Useless hardly covers it for the Lam administration

February 21, 2020 18:41
Chief Executive Carrie Lam speaks at a news conference on Feb. 14. Photo: CNSA

Is there no end to the wretched incompetence and stupidity of the waxworks who constitute the Hong Kong government?

Governance and leadership are tested in times of crisis. In the wake of the coronavirus crisis, this much is clear: the government has failed this test in an excruciating manner. But, where to start when enumerating the many aspects of this failure?

Let’s begin with farce. Last Wednesday, James Henry Lau Jr., who is apparently the Secretary for Financial Services and the Treasury, was asked whether, in light of the crisis, listed companies doing business in the mainland would be able to defer their financial reporting. In response, he told astonished members of the Legislative Council that 70 percent of surgical masks on order could not be shipped.

Compounding what could have been no more than carelessness at a time when paying attention really matters, his spin doctor said the problem was that when Lau answered the question, he was focused on searching for masks on his phone. No wonder this government has so miserably failed to find mask supplies, if this is how they go about things.

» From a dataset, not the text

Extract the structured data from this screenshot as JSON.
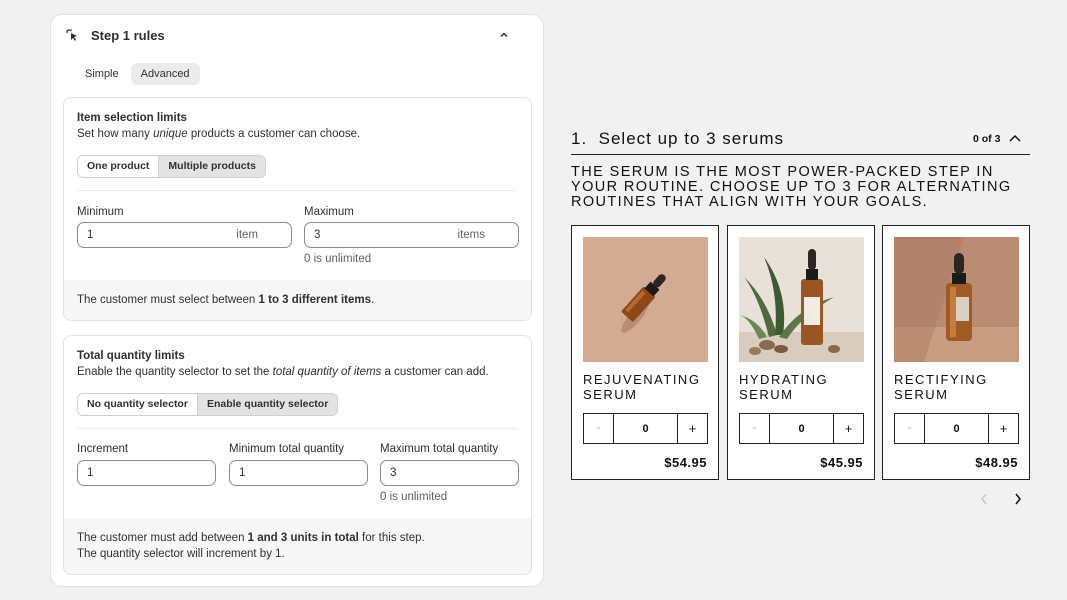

Thank goodness that both private companies and non-governmental organizations are around to step in and source masks from overseas.

There is a massive job to be done here. Not only is there a desperate need for protective equipment but also for quarantine camps. Then there is the matter of fixing household water supply and drainage systems to block off a potent source of contamination.

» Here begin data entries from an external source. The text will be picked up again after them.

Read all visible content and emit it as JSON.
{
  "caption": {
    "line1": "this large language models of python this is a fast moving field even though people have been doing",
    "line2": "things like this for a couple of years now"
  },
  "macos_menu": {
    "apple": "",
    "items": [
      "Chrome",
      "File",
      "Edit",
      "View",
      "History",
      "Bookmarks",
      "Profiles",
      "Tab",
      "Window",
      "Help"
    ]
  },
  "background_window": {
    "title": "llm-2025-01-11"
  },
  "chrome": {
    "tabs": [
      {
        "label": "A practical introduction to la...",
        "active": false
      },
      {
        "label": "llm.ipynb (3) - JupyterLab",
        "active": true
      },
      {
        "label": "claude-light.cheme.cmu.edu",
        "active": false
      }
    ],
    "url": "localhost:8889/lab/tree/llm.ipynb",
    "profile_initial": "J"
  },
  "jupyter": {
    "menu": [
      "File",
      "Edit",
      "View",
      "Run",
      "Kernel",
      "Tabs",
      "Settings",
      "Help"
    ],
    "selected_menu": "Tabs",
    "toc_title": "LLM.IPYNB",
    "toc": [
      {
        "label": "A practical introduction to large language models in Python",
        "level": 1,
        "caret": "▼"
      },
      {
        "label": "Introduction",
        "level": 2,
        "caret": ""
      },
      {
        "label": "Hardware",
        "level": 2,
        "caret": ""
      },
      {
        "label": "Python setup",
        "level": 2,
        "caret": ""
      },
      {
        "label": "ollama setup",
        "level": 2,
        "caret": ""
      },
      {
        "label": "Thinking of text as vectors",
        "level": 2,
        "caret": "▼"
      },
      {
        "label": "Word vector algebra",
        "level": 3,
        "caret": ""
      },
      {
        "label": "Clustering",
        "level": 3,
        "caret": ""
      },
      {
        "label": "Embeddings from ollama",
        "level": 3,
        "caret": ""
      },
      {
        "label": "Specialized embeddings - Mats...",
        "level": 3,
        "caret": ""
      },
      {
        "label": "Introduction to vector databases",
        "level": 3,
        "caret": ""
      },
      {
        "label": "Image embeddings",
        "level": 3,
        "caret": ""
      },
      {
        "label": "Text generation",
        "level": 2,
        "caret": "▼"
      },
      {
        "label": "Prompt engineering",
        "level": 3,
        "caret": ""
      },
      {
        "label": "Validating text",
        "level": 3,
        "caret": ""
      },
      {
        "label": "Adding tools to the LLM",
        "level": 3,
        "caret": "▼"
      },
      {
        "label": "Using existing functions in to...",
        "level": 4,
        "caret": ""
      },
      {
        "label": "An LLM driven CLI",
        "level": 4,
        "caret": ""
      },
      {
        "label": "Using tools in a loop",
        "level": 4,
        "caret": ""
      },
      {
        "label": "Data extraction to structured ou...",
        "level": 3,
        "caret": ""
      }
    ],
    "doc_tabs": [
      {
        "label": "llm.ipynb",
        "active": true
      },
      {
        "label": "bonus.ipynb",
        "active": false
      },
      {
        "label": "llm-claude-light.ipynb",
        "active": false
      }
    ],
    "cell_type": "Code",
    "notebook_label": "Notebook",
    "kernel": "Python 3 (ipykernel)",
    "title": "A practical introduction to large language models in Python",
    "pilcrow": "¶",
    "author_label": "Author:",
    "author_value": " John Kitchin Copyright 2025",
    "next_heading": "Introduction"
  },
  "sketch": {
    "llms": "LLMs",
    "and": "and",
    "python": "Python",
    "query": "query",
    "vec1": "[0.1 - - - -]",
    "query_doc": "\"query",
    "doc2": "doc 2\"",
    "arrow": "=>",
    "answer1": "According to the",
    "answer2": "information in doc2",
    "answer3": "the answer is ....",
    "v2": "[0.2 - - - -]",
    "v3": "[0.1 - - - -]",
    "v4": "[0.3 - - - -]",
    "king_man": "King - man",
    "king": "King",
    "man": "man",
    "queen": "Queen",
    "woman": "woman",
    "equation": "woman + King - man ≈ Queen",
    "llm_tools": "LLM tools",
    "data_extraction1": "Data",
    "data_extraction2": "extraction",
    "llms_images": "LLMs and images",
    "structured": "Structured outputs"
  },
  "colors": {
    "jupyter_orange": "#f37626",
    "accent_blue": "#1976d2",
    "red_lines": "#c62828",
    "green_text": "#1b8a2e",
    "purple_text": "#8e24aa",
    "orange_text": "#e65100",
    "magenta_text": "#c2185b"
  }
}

Each of these issues was addressed in reports following the outbreak of SARS 17 years ago. Almost two decades is quite time enough for stocks to have been built up, for proper contingency plans for quarantine centers to have been made, and for the ever useless people who run the Buildings Department to have addressed the drainage issue.

Now we know what was done, it amounts to a big fat zero. Presumably, the muppets who run things in Hong Kong seriously believed that a viral epidemic could never reoccur.

Then there’s the shameful failure to help secure the exit of Hong Kong residents from Hubei province. Many other governments have acted decisively to bring their citizens home. The Hong Kong government, on the other hand, is busy wringing its hands and moaning about how difficult it is.

And look what happened when the government actually managed to help the Diamond Princess passengers fly home from Yokohama. Bearing in mind that the Japanese authorities were more than keen for them to leave, why did it require the Director of Immigration, the Undersecretary for Security, the Deputy Commissioner of the Chinese Foreign Ministry in Hong Kong and a large squad of other officials to fly out and be photographed allegedly taking part in the rescue?

The pretext for all this high-level manpower making the trip was that negotiations were required with Japanese officials, but an embarrassing lack of preparatory groundwork meant that no one on the Japanese side wanted to meet them.

Towering over these individual acts of incompetence is the almost ruthless determination of the Lam administration to whittle away whatever trust the people might still have. The reason that mindless panic-buying has broken out and the reason why, for example, there has been such violent resistance to the location of quarantine camps is that this government is neither believed nor trusted.

One day Carrie Lam, the Chief Executive in Name Only (CENO), declared that there was no need for officials to wear masks, the next day she changed her mind and followed up by donning masks herself. If she is so confused, who on earth is going to believe a word she says?

The contentious matter of quarantine camp location got off to a typically blundering start when the government, without an iota of consultation, suddenly declared that a camp would be set up in the middle of a Fanling housing estate. That plan met with such violent resistance that it had to be withdrawn.

Instead of learning the lessons of this blunder, such as engaging in prior consultation and carefully explaining measures to ensure the safety of other residents, the government opted for accusations of not-in-my-backyard selfishness.

The CENO’s credibility in this matter is meanwhile being tested when it comes to her willingness to see the vacant hospital in the backyard of her Upper Albert Road residence being pressed into service as a quarantine center. Strangely, not a word has been said about utilizing this obvious site.

If Lam was not terminally wounded by her handling of the still ongoing protests, she surely must end up being mortally wounded by this almost textbook failure in handling a major health crisis.